Brief Report
July 9, 2012

Evaluation of Pulmonary Embolism in the Emergency Department and Consistency With a National Quality MeasureQuantifying the Opportunity for Improvement

Author Affiliations

Author Affiliations: Brigham and Women's Hospital-Massachusetts General Hospital–Harvard Affiliated Emergency Medicine Residency, and Harvard Medical School, Boston (Drs Venkatesh, Camargo, and Kabrhel); Department of Emergency Medicine, Carolinas Medical Center, Charlotte, North Carolina (Drs Kline and Beam); Department of Emergency Medicine, Northwestern University, Chicago, Illinois (Dr Courtney); Department of Emergency Medicine, Mercy St. Vincent Medical Center, Toledo, Ohio (Dr Plewa); Department of Emergency Medicine, University of Colorado, Denver (Dr Nordenholz); Department of Emergency Medicine, Yale University Medical Center, New Haven, Connecticut (Dr Moore); Department of Emergency Medicine, Mayo Clinic Arizona, Scottsdale (Dr Richman); and Department of Emergency Medicine, Baystate Medical Center, Springfield, Massachusetts (Dr Smithline).

Arch Intern Med. 2012;172(13):1028-1032. doi:10.1001/archinternmed.2012.1804

Background The National Quality Forum (NQF) has endorsed a performance measure designed to increase imaging efficiency for the evaluation of pulmonary embolism (PE) in the emergency department (ED). To our knowledge, no published data have examined the effect of patient-level predictors on performance.

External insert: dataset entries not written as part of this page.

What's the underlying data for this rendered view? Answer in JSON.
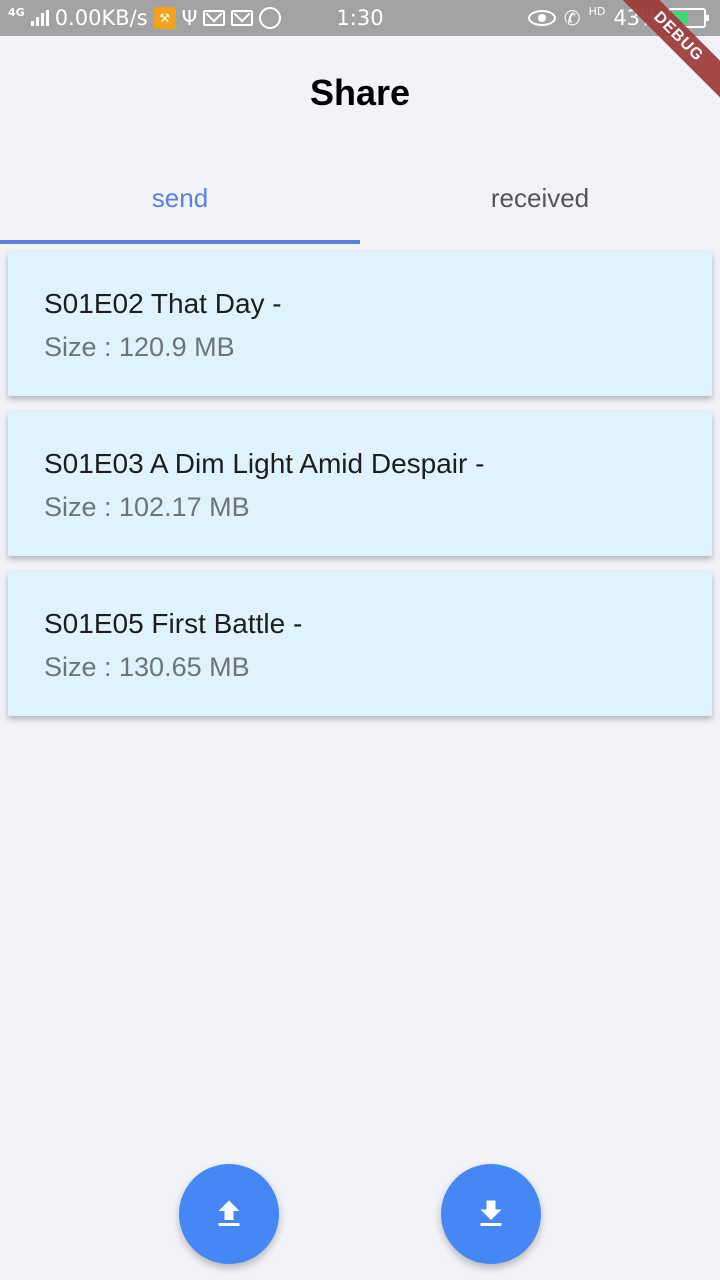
{
  "status_bar": {
    "network": "4G",
    "speed": "0.00KB/s",
    "time": "1:30",
    "hd": "HD",
    "battery": "43%",
    "battery_level": 0.43
  },
  "debug_ribbon": "DEBUG",
  "app_bar": {
    "title": "Share"
  },
  "tabs": [
    {
      "label": "send",
      "active": true
    },
    {
      "label": "received",
      "active": false
    }
  ],
  "files": [
    {
      "title": "S01E02 That Day -",
      "size": "Size : 120.9 MB"
    },
    {
      "title": "S01E03 A Dim Light Amid Despair -",
      "size": "Size : 102.17 MB"
    },
    {
      "title": "S01E05 First Battle -",
      "size": "Size : 130.65 MB"
    }
  ],
  "fabs": [
    {
      "icon": "upload-icon"
    },
    {
      "icon": "download-icon"
    }
  ],
  "colors": {
    "accent": "#5a7fe6",
    "fab": "#4487f5",
    "card_background": "#e0f3fd",
    "page_background": "#f2f3f8"
  }
}
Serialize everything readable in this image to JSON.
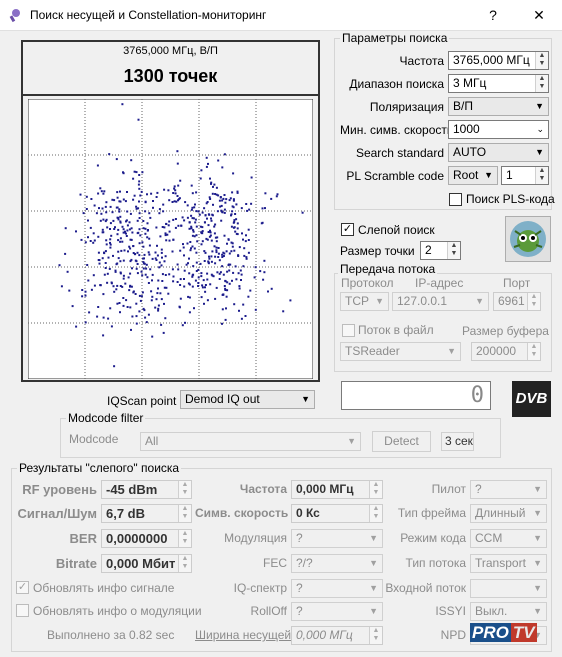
{
  "window": {
    "title": "Поиск несущей и Constellation-мониторинг",
    "help": "?",
    "close": "✕"
  },
  "constellation": {
    "freq_label": "3765,000 МГц, В/П",
    "points_label": "1300 точек",
    "points": 1300
  },
  "search_params": {
    "group_title": "Параметры поиска",
    "frequency": {
      "label": "Частота",
      "value": "3765,000 МГц"
    },
    "range": {
      "label": "Диапазон поиска",
      "value": "3 МГц"
    },
    "polarization": {
      "label": "Поляризация",
      "value": "В/П"
    },
    "min_sr": {
      "label": "Мин. симв. скорость",
      "value": "1000"
    },
    "standard": {
      "label": "Search standard",
      "value": "AUTO"
    },
    "pls": {
      "label": "PL Scramble code",
      "mode": "Root",
      "value": "1"
    },
    "pls_search": {
      "label": "Поиск PLS-кода",
      "checked": false
    }
  },
  "blind": {
    "label": "Слепой поиск",
    "checked": true,
    "point_size_label": "Размер точки",
    "point_size": "2"
  },
  "stream": {
    "group_title": "Передача потока",
    "protocol_label": "Протокол",
    "ip_label": "IP-адрес",
    "port_label": "Порт",
    "protocol": "TCP",
    "ip": "127.0.0.1",
    "port": "6961",
    "to_file_label": "Поток в файл",
    "buffer_label": "Размер буфера",
    "reader": "TSReader",
    "buffer": "200000"
  },
  "counter": "0",
  "dvb_logo": "DVB",
  "iqscan": {
    "label": "IQScan point",
    "value": "Demod IQ out"
  },
  "modcode": {
    "group_title": "Modcode filter",
    "label": "Modcode",
    "value": "All",
    "detect": "Detect",
    "timeout": "3 сек"
  },
  "results": {
    "group_title": "Результаты \"слепого\" поиска",
    "rf_level": {
      "label": "RF уровень",
      "value": "-45 dBm"
    },
    "snr": {
      "label": "Сигнал/Шум",
      "value": "6,7 dB"
    },
    "ber": {
      "label": "BER",
      "value": "0,0000000"
    },
    "bitrate": {
      "label": "Bitrate",
      "value": "0,000 Мбит"
    },
    "freq": {
      "label": "Частота",
      "value": "0,000 МГц"
    },
    "sr": {
      "label": "Симв. скорость",
      "value": "0 Кс"
    },
    "modulation": {
      "label": "Модуляция",
      "value": "?"
    },
    "fec": {
      "label": "FEC",
      "value": "?/?"
    },
    "iq": {
      "label": "IQ-спектр",
      "value": "?"
    },
    "rolloff": {
      "label": "RollOff",
      "value": "?"
    },
    "width": {
      "label": "Ширина несущей",
      "value": "0,000 МГц"
    },
    "pilot": {
      "label": "Пилот",
      "value": "?"
    },
    "frame": {
      "label": "Тип фрейма",
      "value": "Длинный"
    },
    "code_mode": {
      "label": "Режим кода",
      "value": "CCM"
    },
    "stream_type": {
      "label": "Тип потока",
      "value": "Transport"
    },
    "input_stream": {
      "label": "Входной поток",
      "value": ""
    },
    "issyi": {
      "label": "ISSYI",
      "value": "Выкл."
    },
    "npd": {
      "label": "NPD",
      "value": ""
    },
    "update_signal": {
      "label": "Обновлять инфо сигнале",
      "checked": true
    },
    "update_mod": {
      "label": "Обновлять инфо о модуляции",
      "checked": false
    },
    "done": "Выполнено за 0.82 sec"
  },
  "watermark": {
    "pro": "PRO",
    "tv": "TV"
  }
}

Methods To quantify the prevalence of avoidable imaging in ED patients with suspected PE, we performed a prospective, multicenter observational study of ED patients evaluated for PE from 2004 through 2007 at 11 US EDs. Adult patients tested for PE were enrolled, with data collected in a standardized instrument. The primary outcome was the proportion of imaging that was potentially avoidable according to the NQF measure. Avoidable imaging was defined as imaging in a patient with low pretest probability for PE, who either did not have a D-dimer test ordered or who had a negative D-dimer test result. We performed subanalyses testing alternative pretest probability cutoffs and imaging definitions on measure performance as well as a secondary analysis to identify factors associated with inappropriate imaging. χ2 Test was used for bivariate analysis of categorical variables and multivariable logistic regression for the secondary analysis.

Results We enrolled 5940 patients, of whom 4113 (69%) had low pretest probability of PE. Imaging was performed in 2238 low-risk patients (38%), of whom 811 had no D-dimer testing, and 394 had negative D-dimer test results. Imaging was avoidable, according to the NQF measure, in 1205 patients (32%; 95% CI, 31%-34%). Avoidable imaging owing to not ordering a D-dimer test was associated with age (odds ratio [OR], 1.15 per decade; 95% CI, 1.10-1.21). Avoidable imaging owing to imaging after a negative D-dimer test result was associated with inactive malignant disease (OR, 1.66; 95% CI, 1.11-2.49).

Conclusions One-third of imaging performed for suspected PE may be categorized as avoidable. Improving adherence to established diagnostic protocols is likely to result in significantly fewer patients receiving unnecessary irradiation and substantial savings.